MENTORS
(click on the mentor's name to view their profile and link to their lab)
Karen Stokes, PhD - (Principle Investigator and mentor)
The Stokes lab focuses on the intersection between inflammation and thrombosis in sickle cell disease, and on the role for redox regulation in vascular changes in Alzheimer's Disease.
J. Steven Alexander, PhD - (Co-Investigator and mentor)
The Alexander lab focuses on the brain and its blood supply and how changes in this contribute to Alzheimer's disease and stroke pathophysiology. We also believe this is involved in obstructive sleep apnea pathology. We are working on 3D bioprinting and have patents related to transplantation biology.
Krista Rodgers, PhD - (Co-Investigator and mentor)
Research in the Rodgers lab focuses on the endogenous regeneration of brain cells following stroke, and how these new brain cells contribute to enhanced post-stroke outcomes (i.e., improved motor recovery, reduced limb neglect, improved neuroplasticity/EEG). We have found a role for neuroimmune support in the survival and maturation of new brain cells in young mice compared to adult, and are investigating these age-related differences in immune functioning following stroke.
The Bhuiyan lab focus is to examine the role of autophagy in cardiac pathophysiology using integrated molecular, genetic, and functional approaches in genetically modified mice. My laboratory extensively uses cardiac-specific transgenic and knockout mouse models of heart failure including ischemia/reperfusion injury-, transverse aortic constriction- and genetic models (desmin related cardiomyopathy) of heart failure.
Dr. Bhuiyan Lab is dedicated to advancing our understanding of the complex and heterogeneous effects of social determinants on cardiovascular, psychiatric, and neurobehavioral health outcomes. By integrating cutting-edge methodologies, the lab aims to bridge the gap between population health and computational innovation. A significant focus of the lab lies in leveraging advanced statistical and machine learning models on image optimization and processing techniques to develop robust disease progression models. These efforts are targeted toward unraveling critical insights into cardiovascular diseases such as cardiomyopathy and heart failure, neurodegenerative disorders including Alzheimer’s disease, and substance use disorders involving methamphetamine and cocaine. Utilizing machine learning and deep learning approaches, Dr. Bhuiyan Lab strives to push the boundaries of precision medicine, aiming to deliver transformative solutions that improve clinical decision-making and patient outcomes.
The Disbrow lab studies Parkinson's Disease and Alzheimer's Disease, specializing in neuropsychological and motor testing, and functional brain imaging
The Kevil lab focuses on hydrogen sulfide and its enzymes in the regulation of vascular remodeling, inflammation in diabetes and autophagy.
The Kolluru lab focuses on Hydrogen sulfide and its enzyme Cystathionine gamma-lyase signaling in aging and pro-aging effects of Methamphetamine in cardiovascular and neurovascular pathology.
The Orr lab studies the cellular and molecular mechanisms that drive the formation of atherosclerotic plaques, the most common cause of heart attacks and strokes and the leading cause of death worldwide. Using vascular cell culture, mouse models, and patient samples, our work identifies novel pathways contributing the buildup of lipids, inflammatory cells, and fibrous tissue in the vessel wall with the ultimate goal of reducing clinical complications of atherosclerosis.
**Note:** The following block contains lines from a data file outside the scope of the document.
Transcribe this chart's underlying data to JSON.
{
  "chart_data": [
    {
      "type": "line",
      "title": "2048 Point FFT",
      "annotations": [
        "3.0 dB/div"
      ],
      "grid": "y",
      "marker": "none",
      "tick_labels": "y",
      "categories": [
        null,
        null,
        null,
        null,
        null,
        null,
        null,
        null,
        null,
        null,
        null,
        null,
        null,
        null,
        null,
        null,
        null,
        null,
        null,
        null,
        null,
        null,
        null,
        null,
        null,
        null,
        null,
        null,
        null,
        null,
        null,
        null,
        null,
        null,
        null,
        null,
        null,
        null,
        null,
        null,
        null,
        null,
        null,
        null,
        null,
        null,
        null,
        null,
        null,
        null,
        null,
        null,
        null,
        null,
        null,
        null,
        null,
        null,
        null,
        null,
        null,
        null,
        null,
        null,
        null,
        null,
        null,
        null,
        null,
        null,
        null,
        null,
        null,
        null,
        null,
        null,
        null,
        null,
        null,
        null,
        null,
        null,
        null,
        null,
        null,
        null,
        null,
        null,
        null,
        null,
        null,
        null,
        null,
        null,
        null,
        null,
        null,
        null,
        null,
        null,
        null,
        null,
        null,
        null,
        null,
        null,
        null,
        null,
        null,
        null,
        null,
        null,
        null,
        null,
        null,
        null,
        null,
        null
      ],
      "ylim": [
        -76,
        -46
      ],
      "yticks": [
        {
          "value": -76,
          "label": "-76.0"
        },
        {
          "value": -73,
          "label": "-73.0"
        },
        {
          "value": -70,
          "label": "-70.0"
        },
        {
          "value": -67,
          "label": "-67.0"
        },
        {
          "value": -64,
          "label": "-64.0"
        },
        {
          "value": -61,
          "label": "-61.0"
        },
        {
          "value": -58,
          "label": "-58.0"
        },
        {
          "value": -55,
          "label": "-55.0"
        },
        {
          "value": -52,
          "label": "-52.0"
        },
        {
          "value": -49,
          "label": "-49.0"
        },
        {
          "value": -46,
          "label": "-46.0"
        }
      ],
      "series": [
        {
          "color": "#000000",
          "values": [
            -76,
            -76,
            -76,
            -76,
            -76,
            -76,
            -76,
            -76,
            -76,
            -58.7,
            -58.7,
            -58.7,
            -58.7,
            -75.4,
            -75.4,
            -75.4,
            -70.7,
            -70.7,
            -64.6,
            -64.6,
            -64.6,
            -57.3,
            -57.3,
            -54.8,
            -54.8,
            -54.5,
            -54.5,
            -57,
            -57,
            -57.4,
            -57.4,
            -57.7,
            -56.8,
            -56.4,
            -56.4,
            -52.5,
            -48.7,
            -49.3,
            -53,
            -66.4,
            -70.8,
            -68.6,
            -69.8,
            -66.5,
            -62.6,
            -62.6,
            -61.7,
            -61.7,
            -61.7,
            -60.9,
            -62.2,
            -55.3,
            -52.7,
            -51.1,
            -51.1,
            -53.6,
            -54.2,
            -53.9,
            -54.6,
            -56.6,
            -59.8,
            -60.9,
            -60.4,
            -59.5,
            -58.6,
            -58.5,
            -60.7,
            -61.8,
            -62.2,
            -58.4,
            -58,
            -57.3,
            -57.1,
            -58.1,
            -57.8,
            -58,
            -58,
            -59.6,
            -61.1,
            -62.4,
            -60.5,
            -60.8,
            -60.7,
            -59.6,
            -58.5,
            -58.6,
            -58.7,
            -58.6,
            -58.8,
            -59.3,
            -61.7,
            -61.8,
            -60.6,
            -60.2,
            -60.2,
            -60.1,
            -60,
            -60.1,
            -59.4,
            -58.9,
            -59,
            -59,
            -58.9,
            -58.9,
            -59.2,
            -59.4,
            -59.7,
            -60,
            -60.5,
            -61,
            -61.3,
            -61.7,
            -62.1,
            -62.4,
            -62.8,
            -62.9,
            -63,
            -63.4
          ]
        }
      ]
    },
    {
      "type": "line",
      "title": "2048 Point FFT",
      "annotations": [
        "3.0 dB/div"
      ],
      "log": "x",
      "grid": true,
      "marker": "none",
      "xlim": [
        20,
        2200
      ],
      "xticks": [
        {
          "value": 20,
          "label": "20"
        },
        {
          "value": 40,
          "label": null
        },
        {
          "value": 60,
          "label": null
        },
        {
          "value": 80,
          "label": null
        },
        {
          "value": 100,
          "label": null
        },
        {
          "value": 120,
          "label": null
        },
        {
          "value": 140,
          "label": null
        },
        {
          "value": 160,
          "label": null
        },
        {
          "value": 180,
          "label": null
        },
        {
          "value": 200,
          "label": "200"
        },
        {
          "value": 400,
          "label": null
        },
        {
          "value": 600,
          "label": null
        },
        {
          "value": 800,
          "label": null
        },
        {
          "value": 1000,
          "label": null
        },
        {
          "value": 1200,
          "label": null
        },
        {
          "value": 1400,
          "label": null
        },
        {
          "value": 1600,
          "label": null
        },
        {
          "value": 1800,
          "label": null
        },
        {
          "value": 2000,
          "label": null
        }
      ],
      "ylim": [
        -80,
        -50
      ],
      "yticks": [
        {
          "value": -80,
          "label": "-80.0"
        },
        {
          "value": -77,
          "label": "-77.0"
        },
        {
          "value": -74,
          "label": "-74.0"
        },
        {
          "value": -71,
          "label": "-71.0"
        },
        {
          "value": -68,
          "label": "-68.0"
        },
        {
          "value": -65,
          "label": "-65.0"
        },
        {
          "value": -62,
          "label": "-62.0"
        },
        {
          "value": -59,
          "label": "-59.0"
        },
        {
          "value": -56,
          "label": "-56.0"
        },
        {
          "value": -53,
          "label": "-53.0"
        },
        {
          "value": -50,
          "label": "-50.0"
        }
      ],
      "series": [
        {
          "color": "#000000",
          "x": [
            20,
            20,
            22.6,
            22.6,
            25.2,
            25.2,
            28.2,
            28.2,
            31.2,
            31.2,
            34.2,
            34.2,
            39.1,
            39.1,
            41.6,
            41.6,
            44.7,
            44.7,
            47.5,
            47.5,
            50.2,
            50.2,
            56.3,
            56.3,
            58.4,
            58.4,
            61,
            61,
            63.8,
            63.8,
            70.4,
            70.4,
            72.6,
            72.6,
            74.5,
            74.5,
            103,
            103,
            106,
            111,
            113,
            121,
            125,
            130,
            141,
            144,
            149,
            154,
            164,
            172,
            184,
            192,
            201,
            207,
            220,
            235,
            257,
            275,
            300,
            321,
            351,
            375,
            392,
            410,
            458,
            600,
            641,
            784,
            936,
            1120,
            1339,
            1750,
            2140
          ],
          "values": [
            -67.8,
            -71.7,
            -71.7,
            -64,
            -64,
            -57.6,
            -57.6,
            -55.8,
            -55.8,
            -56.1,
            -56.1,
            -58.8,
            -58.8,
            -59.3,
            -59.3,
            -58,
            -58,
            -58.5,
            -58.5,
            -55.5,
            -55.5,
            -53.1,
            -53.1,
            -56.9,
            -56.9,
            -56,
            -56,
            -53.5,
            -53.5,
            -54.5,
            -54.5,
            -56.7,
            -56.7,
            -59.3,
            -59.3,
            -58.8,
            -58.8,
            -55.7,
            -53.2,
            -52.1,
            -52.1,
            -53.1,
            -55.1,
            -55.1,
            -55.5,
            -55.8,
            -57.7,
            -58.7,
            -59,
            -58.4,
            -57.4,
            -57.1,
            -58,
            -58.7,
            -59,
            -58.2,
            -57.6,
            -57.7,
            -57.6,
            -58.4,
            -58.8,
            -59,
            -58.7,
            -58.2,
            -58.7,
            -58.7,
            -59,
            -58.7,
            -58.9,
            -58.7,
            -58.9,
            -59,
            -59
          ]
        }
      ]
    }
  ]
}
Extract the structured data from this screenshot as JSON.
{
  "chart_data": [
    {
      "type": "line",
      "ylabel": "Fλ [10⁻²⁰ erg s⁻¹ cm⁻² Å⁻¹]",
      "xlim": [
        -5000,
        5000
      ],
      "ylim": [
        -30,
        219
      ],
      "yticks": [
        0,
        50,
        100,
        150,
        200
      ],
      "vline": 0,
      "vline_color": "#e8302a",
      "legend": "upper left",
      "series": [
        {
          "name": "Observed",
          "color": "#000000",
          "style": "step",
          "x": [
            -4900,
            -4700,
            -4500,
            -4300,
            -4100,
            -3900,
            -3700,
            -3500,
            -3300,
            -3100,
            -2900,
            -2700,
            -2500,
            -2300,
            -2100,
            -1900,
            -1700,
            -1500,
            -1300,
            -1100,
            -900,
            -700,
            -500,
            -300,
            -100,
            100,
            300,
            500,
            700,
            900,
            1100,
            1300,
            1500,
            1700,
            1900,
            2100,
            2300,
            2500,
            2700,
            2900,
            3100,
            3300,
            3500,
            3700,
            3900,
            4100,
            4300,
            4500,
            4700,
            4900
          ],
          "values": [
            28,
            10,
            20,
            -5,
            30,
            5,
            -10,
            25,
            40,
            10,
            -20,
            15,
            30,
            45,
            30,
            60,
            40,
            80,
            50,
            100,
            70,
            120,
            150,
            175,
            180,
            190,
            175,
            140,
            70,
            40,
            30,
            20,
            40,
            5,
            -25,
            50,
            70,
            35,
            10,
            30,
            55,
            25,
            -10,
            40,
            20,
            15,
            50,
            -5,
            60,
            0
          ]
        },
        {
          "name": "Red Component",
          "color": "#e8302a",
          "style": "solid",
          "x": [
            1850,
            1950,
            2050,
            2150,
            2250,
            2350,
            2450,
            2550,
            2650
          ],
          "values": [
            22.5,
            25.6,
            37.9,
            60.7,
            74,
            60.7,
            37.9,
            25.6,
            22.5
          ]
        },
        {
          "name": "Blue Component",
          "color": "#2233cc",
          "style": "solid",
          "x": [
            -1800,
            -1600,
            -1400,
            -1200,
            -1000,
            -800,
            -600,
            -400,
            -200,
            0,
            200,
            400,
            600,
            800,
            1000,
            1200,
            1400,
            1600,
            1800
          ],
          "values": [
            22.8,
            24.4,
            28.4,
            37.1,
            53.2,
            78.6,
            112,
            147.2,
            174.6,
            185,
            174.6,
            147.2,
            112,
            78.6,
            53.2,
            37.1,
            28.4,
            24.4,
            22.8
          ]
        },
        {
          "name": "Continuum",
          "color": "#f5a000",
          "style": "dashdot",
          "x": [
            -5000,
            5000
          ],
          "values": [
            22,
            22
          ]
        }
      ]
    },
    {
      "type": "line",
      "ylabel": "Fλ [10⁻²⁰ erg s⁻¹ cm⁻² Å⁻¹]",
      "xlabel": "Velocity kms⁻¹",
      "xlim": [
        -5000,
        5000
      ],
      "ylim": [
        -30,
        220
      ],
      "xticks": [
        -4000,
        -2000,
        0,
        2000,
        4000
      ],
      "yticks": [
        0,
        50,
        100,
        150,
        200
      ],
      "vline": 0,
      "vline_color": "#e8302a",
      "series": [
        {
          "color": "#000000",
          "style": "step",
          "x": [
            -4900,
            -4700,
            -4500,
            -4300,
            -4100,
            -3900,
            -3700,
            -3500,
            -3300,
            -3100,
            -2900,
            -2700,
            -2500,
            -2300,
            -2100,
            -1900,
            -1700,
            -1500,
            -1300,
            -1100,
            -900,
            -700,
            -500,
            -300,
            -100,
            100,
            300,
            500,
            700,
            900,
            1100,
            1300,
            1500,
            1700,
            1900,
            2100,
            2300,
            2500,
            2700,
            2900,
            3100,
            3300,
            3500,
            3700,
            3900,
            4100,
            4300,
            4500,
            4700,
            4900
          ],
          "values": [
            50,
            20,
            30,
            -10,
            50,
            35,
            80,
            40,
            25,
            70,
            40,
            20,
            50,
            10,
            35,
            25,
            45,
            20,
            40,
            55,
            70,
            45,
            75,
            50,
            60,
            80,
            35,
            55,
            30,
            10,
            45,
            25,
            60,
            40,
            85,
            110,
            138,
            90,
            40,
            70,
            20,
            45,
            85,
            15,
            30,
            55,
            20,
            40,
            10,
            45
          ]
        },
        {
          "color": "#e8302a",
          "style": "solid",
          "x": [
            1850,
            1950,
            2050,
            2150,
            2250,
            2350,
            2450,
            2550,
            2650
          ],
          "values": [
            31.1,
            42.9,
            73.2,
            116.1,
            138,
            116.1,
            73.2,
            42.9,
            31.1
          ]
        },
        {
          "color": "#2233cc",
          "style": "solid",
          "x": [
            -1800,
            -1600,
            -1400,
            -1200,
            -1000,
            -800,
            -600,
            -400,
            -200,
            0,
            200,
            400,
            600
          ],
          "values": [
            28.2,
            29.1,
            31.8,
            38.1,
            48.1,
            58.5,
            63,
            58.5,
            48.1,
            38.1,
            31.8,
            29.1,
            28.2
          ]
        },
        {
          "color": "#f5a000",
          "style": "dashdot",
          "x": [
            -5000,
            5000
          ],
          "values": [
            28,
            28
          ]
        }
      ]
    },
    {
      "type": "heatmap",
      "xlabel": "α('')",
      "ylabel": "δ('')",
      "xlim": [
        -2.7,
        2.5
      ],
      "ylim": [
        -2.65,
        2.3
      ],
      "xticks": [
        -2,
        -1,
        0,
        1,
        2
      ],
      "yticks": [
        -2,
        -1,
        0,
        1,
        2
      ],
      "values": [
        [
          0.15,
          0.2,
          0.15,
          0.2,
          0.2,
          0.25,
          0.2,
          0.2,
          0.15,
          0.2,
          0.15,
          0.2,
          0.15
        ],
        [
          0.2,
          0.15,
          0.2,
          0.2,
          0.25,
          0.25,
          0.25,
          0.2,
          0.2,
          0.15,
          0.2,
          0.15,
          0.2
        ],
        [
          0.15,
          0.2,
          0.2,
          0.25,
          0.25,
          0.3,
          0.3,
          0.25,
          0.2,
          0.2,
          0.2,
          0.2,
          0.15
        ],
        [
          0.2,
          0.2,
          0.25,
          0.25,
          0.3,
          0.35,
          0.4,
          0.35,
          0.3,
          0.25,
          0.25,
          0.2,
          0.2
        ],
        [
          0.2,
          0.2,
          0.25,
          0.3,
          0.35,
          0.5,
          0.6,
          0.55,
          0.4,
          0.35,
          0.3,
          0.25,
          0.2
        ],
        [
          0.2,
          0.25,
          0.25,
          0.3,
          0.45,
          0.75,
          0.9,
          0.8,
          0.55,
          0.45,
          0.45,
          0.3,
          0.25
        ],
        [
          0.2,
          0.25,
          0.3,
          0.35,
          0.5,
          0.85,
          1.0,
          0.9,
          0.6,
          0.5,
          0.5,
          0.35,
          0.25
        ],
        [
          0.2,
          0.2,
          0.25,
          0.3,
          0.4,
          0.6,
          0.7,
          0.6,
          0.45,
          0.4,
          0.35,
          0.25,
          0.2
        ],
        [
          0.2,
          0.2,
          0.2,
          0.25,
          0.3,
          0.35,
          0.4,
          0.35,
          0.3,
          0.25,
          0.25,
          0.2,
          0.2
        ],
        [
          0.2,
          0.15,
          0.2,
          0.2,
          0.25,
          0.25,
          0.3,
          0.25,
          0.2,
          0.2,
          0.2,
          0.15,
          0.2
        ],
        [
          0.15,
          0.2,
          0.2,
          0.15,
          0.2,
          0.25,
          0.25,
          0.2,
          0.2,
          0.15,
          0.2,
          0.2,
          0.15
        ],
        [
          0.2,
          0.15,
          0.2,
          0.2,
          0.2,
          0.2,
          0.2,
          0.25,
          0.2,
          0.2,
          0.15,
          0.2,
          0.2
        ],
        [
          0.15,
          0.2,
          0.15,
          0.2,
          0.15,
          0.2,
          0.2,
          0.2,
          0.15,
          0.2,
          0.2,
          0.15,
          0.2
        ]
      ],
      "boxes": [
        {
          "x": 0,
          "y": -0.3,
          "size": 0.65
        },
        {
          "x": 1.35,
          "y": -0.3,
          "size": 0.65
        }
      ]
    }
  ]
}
The Park lab's primary focus is to investigate the role of vascular endothelial cells in regulating vascular diseases, including cardio-pulmonary conditions (peripheral artery disease and pulmonary hypertension) and neurovascular disorders (psychiatric disorders). To achieve this, we utilize a diverse range of techniques, from basic cellular and biochemical methods to advanced approaches in epigenetics, -omics, and transgenic mouse models.
In the Sun lab, we are currently studying the influence of chronic alcohol consumption on cerebral angiogenesis and neurogenesis under basal conditions and following ischemic stroke. The results of our study not only improve clinical management for ischemic stroke in alcohol users but also lead to new approaches for preventing and treating ischemic stroke and other neurodegenerative diseases in non-drinkers.